Though there has been a positive shift in the sensitivity to climate change by political leaders, there are still too many who are ambivalent about its danger.
There are some irrefutable facts that we can no longer reject. The planet is getting warmer with the average temperature increase impacting food crop production, and the availability of fresh water for consumption and agricultural use. Warmer temperatures are also negatively impacting human health and our natural environment.

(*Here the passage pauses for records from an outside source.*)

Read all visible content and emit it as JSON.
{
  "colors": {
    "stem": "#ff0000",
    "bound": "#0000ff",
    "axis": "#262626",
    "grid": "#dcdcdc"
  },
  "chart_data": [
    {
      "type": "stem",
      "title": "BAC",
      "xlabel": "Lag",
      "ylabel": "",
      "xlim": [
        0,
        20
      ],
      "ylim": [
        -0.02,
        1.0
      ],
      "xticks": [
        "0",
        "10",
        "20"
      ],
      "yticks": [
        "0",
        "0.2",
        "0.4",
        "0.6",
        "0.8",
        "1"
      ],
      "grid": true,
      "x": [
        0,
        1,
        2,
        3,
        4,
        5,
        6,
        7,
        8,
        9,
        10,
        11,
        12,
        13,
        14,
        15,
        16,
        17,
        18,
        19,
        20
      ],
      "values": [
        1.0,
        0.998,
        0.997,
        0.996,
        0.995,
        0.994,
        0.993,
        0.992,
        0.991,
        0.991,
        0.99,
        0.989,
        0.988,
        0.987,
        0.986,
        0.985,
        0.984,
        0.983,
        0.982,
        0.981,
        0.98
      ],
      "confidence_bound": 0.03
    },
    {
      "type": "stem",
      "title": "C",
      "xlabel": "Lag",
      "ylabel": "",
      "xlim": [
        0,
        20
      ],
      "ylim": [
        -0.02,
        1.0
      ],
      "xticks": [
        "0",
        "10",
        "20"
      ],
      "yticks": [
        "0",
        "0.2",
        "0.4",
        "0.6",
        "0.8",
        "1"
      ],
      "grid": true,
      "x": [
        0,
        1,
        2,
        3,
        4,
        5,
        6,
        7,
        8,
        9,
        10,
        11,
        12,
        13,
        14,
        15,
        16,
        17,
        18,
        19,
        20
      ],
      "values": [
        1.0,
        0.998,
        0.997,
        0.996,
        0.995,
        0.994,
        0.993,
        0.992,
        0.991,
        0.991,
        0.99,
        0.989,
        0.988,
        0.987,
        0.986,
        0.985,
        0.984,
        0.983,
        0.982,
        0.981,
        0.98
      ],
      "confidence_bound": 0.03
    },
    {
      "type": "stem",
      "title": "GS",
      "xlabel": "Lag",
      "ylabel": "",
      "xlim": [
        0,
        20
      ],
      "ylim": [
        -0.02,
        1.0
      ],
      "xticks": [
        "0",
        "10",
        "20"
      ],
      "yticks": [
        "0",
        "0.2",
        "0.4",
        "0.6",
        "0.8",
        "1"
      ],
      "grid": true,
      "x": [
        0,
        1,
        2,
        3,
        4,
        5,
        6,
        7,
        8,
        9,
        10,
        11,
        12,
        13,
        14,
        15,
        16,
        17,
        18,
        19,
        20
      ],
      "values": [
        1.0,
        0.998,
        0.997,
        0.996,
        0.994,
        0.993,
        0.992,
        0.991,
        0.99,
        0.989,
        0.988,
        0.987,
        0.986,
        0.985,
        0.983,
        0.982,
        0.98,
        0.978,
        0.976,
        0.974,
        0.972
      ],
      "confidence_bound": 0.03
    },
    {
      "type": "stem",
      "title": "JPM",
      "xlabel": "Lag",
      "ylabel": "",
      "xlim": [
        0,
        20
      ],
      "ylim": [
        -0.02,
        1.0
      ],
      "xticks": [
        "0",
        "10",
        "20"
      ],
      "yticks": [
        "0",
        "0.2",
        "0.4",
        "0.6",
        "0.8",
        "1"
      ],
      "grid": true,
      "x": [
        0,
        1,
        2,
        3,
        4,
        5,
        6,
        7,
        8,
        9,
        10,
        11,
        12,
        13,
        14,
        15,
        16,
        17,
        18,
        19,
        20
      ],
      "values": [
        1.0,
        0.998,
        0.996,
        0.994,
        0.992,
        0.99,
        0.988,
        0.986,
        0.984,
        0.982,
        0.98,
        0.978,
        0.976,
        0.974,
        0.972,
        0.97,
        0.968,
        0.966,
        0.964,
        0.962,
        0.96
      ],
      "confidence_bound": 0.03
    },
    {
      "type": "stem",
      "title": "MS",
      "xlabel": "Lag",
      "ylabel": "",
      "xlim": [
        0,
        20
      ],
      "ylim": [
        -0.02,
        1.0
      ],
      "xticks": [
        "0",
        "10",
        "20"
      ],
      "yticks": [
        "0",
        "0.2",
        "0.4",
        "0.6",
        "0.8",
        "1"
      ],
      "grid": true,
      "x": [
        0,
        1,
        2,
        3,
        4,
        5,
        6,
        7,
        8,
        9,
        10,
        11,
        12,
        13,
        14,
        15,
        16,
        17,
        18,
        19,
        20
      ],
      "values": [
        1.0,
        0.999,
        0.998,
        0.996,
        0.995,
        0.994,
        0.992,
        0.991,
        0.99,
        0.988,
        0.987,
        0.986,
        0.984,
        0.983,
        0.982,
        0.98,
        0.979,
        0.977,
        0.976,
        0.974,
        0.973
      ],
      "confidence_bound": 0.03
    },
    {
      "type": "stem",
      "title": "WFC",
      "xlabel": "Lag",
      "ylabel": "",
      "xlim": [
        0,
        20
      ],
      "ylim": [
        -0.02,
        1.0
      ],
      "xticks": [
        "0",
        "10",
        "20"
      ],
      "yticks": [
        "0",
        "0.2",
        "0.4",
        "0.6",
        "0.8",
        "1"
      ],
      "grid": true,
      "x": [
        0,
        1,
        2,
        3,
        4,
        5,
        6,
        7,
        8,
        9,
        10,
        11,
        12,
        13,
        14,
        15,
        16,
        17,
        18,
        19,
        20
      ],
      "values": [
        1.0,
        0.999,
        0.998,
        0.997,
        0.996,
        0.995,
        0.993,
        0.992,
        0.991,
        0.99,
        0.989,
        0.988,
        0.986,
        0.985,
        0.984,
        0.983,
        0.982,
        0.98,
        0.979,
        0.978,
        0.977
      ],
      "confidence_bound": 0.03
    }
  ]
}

When it comes to the effects of rising temperatures on weather systems in the Caribbean, there is no denying that the rise is leading to more intensive systems that cause greater damage.
The 2017 Atlantic hurricane season, for example, produced Irma and Maria, two killer systems that changed many lives in the Caribbean.
Hurricane Irma, which reached Category 5 status, destroyed 90 percent of the homes in Barbuda. In Dominica, more than 70,000 residents were affected by Hurricane Maria, with several deaths reported.
Statistics from the United States Fourth National Climate Assessment show 2017 as a particularly difficult year for this region with Antigua and Barbuda, Cuba, Dominica, Saint Kitts and Nevis, Anguilla, British and US Virgin Islands, Guadeloupe, Puerto Rico, Saint Maarten, and Turks and Caicos all affected by Category 4 and 5 hurricanes.
While we in Barbados have had our slight brushes with weather events, we have been largely spared from direct hits from systems that have reached Category 2, 3, 4 or 5 in recent memory.
That situation has, admittedly, lulled too many of our citizens into a false sense of security and an unwise level of complacency. As has been demonstrated by Tropical Storm Tomas in 2010, it does not take a severe weather system to upend our lives. In fact, there are still some home owners who have not completely recovered from that storm.
In the circumstances, we urge Barbadians to heed the calls to prepare for the possibility that we could be hit by a hurricane this year. Weather forecasters have been unable to say for sure what type of season to expect as two natural phenomena collide, the season could go either way.
Director of the Department of Emergency Management (DEM), Kerry Hinds and her small army of volunteers and personnel in the department, continue their efforts to build awareness and urge action at the household and community levels.
As the DEM recently completed its audit of emergency shelters, she implored Barbadians to undertake as much retrofitting as possible of their homes. The Minister of Home Affairs Mr Wilfred Abrahams has wisely called on homeowners to seek home insurance coverage.
We fully appreciate that the last few years have been difficult. The island was severely impacted by the COVID-19 pandemic, inflation is through the roof, energy prices have been rising and trips to the supermarkets may no longer bring joy.
Despite this, an incremental approach to hurricane preparation is likely the best method.